Sometimes, the financial markets give us a second opportunity to make money or avoid a loss.
That’s exactly what’s happening today.
Back in May, Fed Chairman Ben Bernanke announced “tapering.” He was referring to a coming reduction of the $85 billion monthly bond-buying program known as QE3.
Since May, the yields on Treasury bonds have surged 80%. For example, the 10-Year Treasury’s yield jumped from 1.66% on May 1 to as high as 2.98% in early September.
Bond values fell as a result. The Pimco Total Return (NYSE: BND) is the biggest bond mutual fund in the world. It dropped 7.2% in the same period. That’s not a huge decline, but it’s a decent loss for investors in a bond fund.
That’s particularly true when you consider that the fund yields 3.46%. At that yield, it’ll take investors two years to recoup their losses from the move in interest rates.
But since early September, an interesting thing has happened in the world of bonds: yields have been falling.
Since its high, the U.S. Treasury 10-year yield has dropped 11%. It now stands at 2.65%.
That’s because the Fed has delayed tapering. At last week’s FOMC meeting, the Fed announced no changes to the bond-buying program.
The slow economic recovery is largely the reason. And the U.S. government shutdown and debt ceiling debate certainly aren’t helping the country’s economic growth or unemployment rate.
The September jobs data was worse than expected, with only 148,000 jobs added. That was about 20% below the average monthly number of new jobs. With the U.S. unemployment rate far above “healthy” levels at 7.2%, the Fed remains hesitant to curb economic growth by raising interest rates.
As a result, bond prices have recovered some of their losses. For example, the Pimco Total Return has recovered nearly half of its earlier losses.

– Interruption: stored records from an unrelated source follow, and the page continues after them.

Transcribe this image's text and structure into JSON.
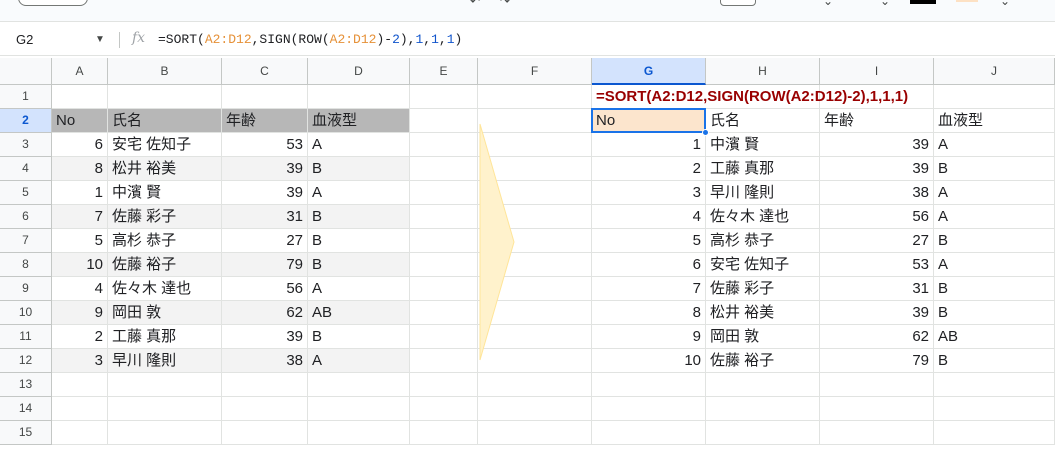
{
  "formula_bar": {
    "name_box": "G2",
    "fx_label": "fx",
    "formula_parts": [
      {
        "text": "=SORT(",
        "kind": "plain"
      },
      {
        "text": "A2:D12",
        "kind": "range"
      },
      {
        "text": ",SIGN(ROW(",
        "kind": "plain"
      },
      {
        "text": "A2:D12",
        "kind": "range"
      },
      {
        "text": ")-",
        "kind": "plain"
      },
      {
        "text": "2",
        "kind": "number"
      },
      {
        "text": "),",
        "kind": "plain"
      },
      {
        "text": "1",
        "kind": "number"
      },
      {
        "text": ",",
        "kind": "plain"
      },
      {
        "text": "1",
        "kind": "number"
      },
      {
        "text": ",",
        "kind": "plain"
      },
      {
        "text": "1",
        "kind": "number"
      },
      {
        "text": ")",
        "kind": "plain"
      }
    ]
  },
  "columns": [
    "A",
    "B",
    "C",
    "D",
    "E",
    "F",
    "G",
    "H",
    "I",
    "J"
  ],
  "rows": [
    "1",
    "2",
    "3",
    "4",
    "5",
    "6",
    "7",
    "8",
    "9",
    "10",
    "11",
    "12",
    "13",
    "14",
    "15"
  ],
  "selected_cell": {
    "column": "G",
    "row": "2"
  },
  "colors": {
    "header_fill": "#b7b7b7",
    "band_fill": "#f3f3f3",
    "formula_text": "#990000",
    "selected_cell_fill": "#fce5cd",
    "selection_border": "#1a73e8",
    "arrow_fill": "#fff2cc"
  },
  "source_table": {
    "headers": [
      "No",
      "氏名",
      "年齢",
      "血液型"
    ],
    "rows": [
      [
        "6",
        "安宅 佐知子",
        "53",
        "A"
      ],
      [
        "8",
        "松井 裕美",
        "39",
        "B"
      ],
      [
        "1",
        "中濱 賢",
        "39",
        "A"
      ],
      [
        "7",
        "佐藤 彩子",
        "31",
        "B"
      ],
      [
        "5",
        "高杉 恭子",
        "27",
        "B"
      ],
      [
        "10",
        "佐藤 裕子",
        "79",
        "B"
      ],
      [
        "4",
        "佐々木 達也",
        "56",
        "A"
      ],
      [
        "9",
        "岡田 敦",
        "62",
        "AB"
      ],
      [
        "2",
        "工藤 真那",
        "39",
        "B"
      ],
      [
        "3",
        "早川 隆則",
        "38",
        "A"
      ]
    ]
  },
  "result_formula_cell": "=SORT(A2:D12,SIGN(ROW(A2:D12)-2),1,1,1)",
  "result_table": {
    "headers": [
      "No",
      "氏名",
      "年齢",
      "血液型"
    ],
    "rows": [
      [
        "1",
        "中濱 賢",
        "39",
        "A"
      ],
      [
        "2",
        "工藤 真那",
        "39",
        "B"
      ],
      [
        "3",
        "早川 隆則",
        "38",
        "A"
      ],
      [
        "4",
        "佐々木 達也",
        "56",
        "A"
      ],
      [
        "5",
        "高杉 恭子",
        "27",
        "B"
      ],
      [
        "6",
        "安宅 佐知子",
        "53",
        "A"
      ],
      [
        "7",
        "佐藤 彩子",
        "31",
        "B"
      ],
      [
        "8",
        "松井 裕美",
        "39",
        "B"
      ],
      [
        "9",
        "岡田 敦",
        "62",
        "AB"
      ],
      [
        "10",
        "佐藤 裕子",
        "79",
        "B"
      ]
    ]
  }
}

In my $100k Portfolio, I own Pimco Total Return. Managed by billionaire fund manager and bond king Bill Gross, Pimco has historically been an amazing performer. Over the last five years, the fund has delivered 8% annual returns. That was enough to beat the benchmark by 2%. For a fund with $250 billion in assets, that performance is impressive.

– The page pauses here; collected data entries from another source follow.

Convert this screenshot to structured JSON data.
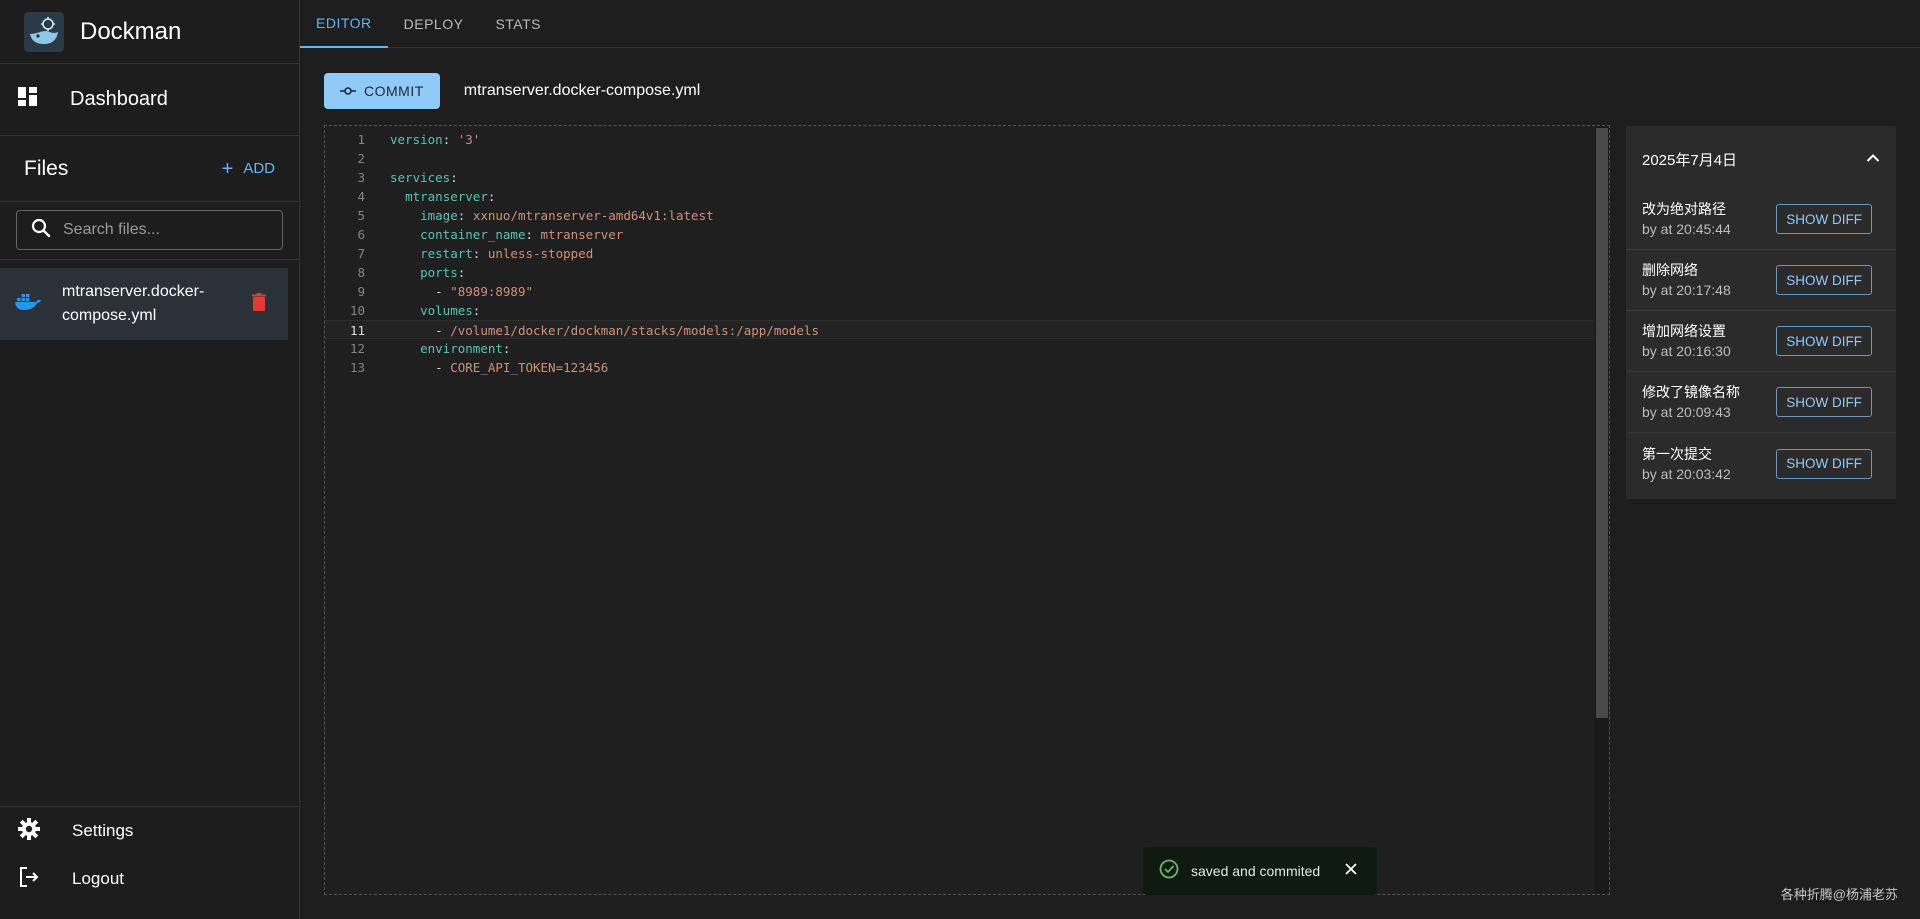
{
  "app": {
    "title": "Dockman"
  },
  "sidebar": {
    "dashboard_label": "Dashboard",
    "files_title": "Files",
    "add_label": "ADD",
    "search_placeholder": "Search files...",
    "files": [
      {
        "name": "mtranserver.docker-compose.yml"
      }
    ],
    "settings_label": "Settings",
    "logout_label": "Logout"
  },
  "tabs": [
    {
      "label": "EDITOR",
      "active": true
    },
    {
      "label": "DEPLOY",
      "active": false
    },
    {
      "label": "STATS",
      "active": false
    }
  ],
  "toolbar": {
    "commit_label": "COMMIT",
    "filename": "mtranserver.docker-compose.yml"
  },
  "editor": {
    "current_line": 11,
    "lines": [
      {
        "n": "1",
        "tokens": [
          {
            "t": "version",
            "c": "k"
          },
          {
            "t": ": ",
            "c": "p"
          },
          {
            "t": "'3'",
            "c": "s"
          }
        ]
      },
      {
        "n": "2",
        "tokens": []
      },
      {
        "n": "3",
        "tokens": [
          {
            "t": "services",
            "c": "k"
          },
          {
            "t": ":",
            "c": "p"
          }
        ]
      },
      {
        "n": "4",
        "tokens": [
          {
            "t": "  "
          },
          {
            "t": "mtranserver",
            "c": "k"
          },
          {
            "t": ":",
            "c": "p"
          }
        ]
      },
      {
        "n": "5",
        "tokens": [
          {
            "t": "    "
          },
          {
            "t": "image",
            "c": "k"
          },
          {
            "t": ": ",
            "c": "p"
          },
          {
            "t": "xxnuo/mtranserver-amd64v1:latest",
            "c": "s"
          }
        ]
      },
      {
        "n": "6",
        "tokens": [
          {
            "t": "    "
          },
          {
            "t": "container_name",
            "c": "k"
          },
          {
            "t": ": ",
            "c": "p"
          },
          {
            "t": "mtranserver",
            "c": "s"
          }
        ]
      },
      {
        "n": "7",
        "tokens": [
          {
            "t": "    "
          },
          {
            "t": "restart",
            "c": "k"
          },
          {
            "t": ": ",
            "c": "p"
          },
          {
            "t": "unless-stopped",
            "c": "s"
          }
        ]
      },
      {
        "n": "8",
        "tokens": [
          {
            "t": "    "
          },
          {
            "t": "ports",
            "c": "k"
          },
          {
            "t": ":",
            "c": "p"
          }
        ]
      },
      {
        "n": "9",
        "tokens": [
          {
            "t": "      - ",
            "c": "p"
          },
          {
            "t": "\"8989:8989\"",
            "c": "s"
          }
        ]
      },
      {
        "n": "10",
        "tokens": [
          {
            "t": "    "
          },
          {
            "t": "volumes",
            "c": "k"
          },
          {
            "t": ":",
            "c": "p"
          }
        ]
      },
      {
        "n": "11",
        "tokens": [
          {
            "t": "      - ",
            "c": "p"
          },
          {
            "t": "/volume1/docker/dockman/stacks/models:/app/models",
            "c": "s"
          }
        ]
      },
      {
        "n": "12",
        "tokens": [
          {
            "t": "    "
          },
          {
            "t": "environment",
            "c": "k"
          },
          {
            "t": ":",
            "c": "p"
          }
        ]
      },
      {
        "n": "13",
        "tokens": [
          {
            "t": "      - ",
            "c": "p"
          },
          {
            "t": "CORE_API_TOKEN=123456",
            "c": "s"
          }
        ]
      }
    ]
  },
  "history": {
    "date": "2025年7月4日",
    "show_diff_label": "SHOW DIFF",
    "commits": [
      {
        "message": "改为绝对路径",
        "time": "by at 20:45:44"
      },
      {
        "message": "删除网络",
        "time": "by at 20:17:48"
      },
      {
        "message": "增加网络设置",
        "time": "by at 20:16:30"
      },
      {
        "message": "修改了镜像名称",
        "time": "by at 20:09:43"
      },
      {
        "message": "第一次提交",
        "time": "by at 20:03:42"
      }
    ]
  },
  "toast": {
    "message": "saved and commited"
  },
  "watermark": "各种折腾@杨浦老苏",
  "colors": {
    "accent": "#64b5f6",
    "commit_button": "#90caf9",
    "delete": "#e53935",
    "success": "#66bb6a",
    "docker": "#2496ed"
  }
}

Yet this year, the fund is down 1.5%. That performance – coupled with concerns about a coming bond bubble – has encouraged some investors to sell the fund. September was the fifth consecutive month of outflows. In total, nearly $29 billion or 10% of assets have been pulled out of the fund by investors.
I’ve owned Pimco since early 2009 and it’s been a consistent fixed income performer. Yet ever since the Fed’s tapering plans were announced, I’ve been looking for a good time to reduce my exposure to this fund.

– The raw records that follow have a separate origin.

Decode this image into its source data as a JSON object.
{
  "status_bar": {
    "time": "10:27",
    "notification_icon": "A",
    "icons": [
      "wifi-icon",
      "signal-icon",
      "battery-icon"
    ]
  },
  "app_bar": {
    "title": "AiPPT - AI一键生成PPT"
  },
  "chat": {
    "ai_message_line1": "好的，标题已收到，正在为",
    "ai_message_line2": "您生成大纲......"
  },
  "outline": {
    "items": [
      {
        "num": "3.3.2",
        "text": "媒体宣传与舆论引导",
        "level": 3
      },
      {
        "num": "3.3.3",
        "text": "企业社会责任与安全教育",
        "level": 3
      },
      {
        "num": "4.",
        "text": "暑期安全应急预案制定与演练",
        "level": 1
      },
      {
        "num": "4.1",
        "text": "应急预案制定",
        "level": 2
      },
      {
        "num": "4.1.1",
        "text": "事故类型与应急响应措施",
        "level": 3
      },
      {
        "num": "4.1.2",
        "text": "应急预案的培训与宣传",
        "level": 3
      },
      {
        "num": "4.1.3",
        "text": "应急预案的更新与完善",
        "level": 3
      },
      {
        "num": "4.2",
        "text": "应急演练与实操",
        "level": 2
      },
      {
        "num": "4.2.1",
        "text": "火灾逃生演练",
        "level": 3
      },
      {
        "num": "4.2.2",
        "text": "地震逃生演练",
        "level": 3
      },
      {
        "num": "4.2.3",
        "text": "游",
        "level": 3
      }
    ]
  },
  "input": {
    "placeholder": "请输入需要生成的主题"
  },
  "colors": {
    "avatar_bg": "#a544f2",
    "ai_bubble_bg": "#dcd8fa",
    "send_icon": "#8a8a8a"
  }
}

The recent rebound for bonds provides that opportunity. Bond yields have fallen, and values have risen. And that makes now the best time to sell bonds since June.
Yesterday, I decided to cash in on the recent rebound for bonds. I view this as a second chance to cash out before the Fed actually begins tapering its bond-buying program. When it does, look for bond yields to rise, and values to fall once again.
I don’t know if tapering will happen on Bernanke’s watch before the end of 2013 or in 2014 once Janet Yellen takes over as the Federal Reserve chairman. Either way, we know that QE3 will come to an end. And we know that bond owners will suffer losses along the way.
While I wish I had cashed out of Pimco sooner, the market is giving us a second chance to sell the fund and book a profit. If you own Pimco Total Return or other bond funds, you may want to consider doing the same.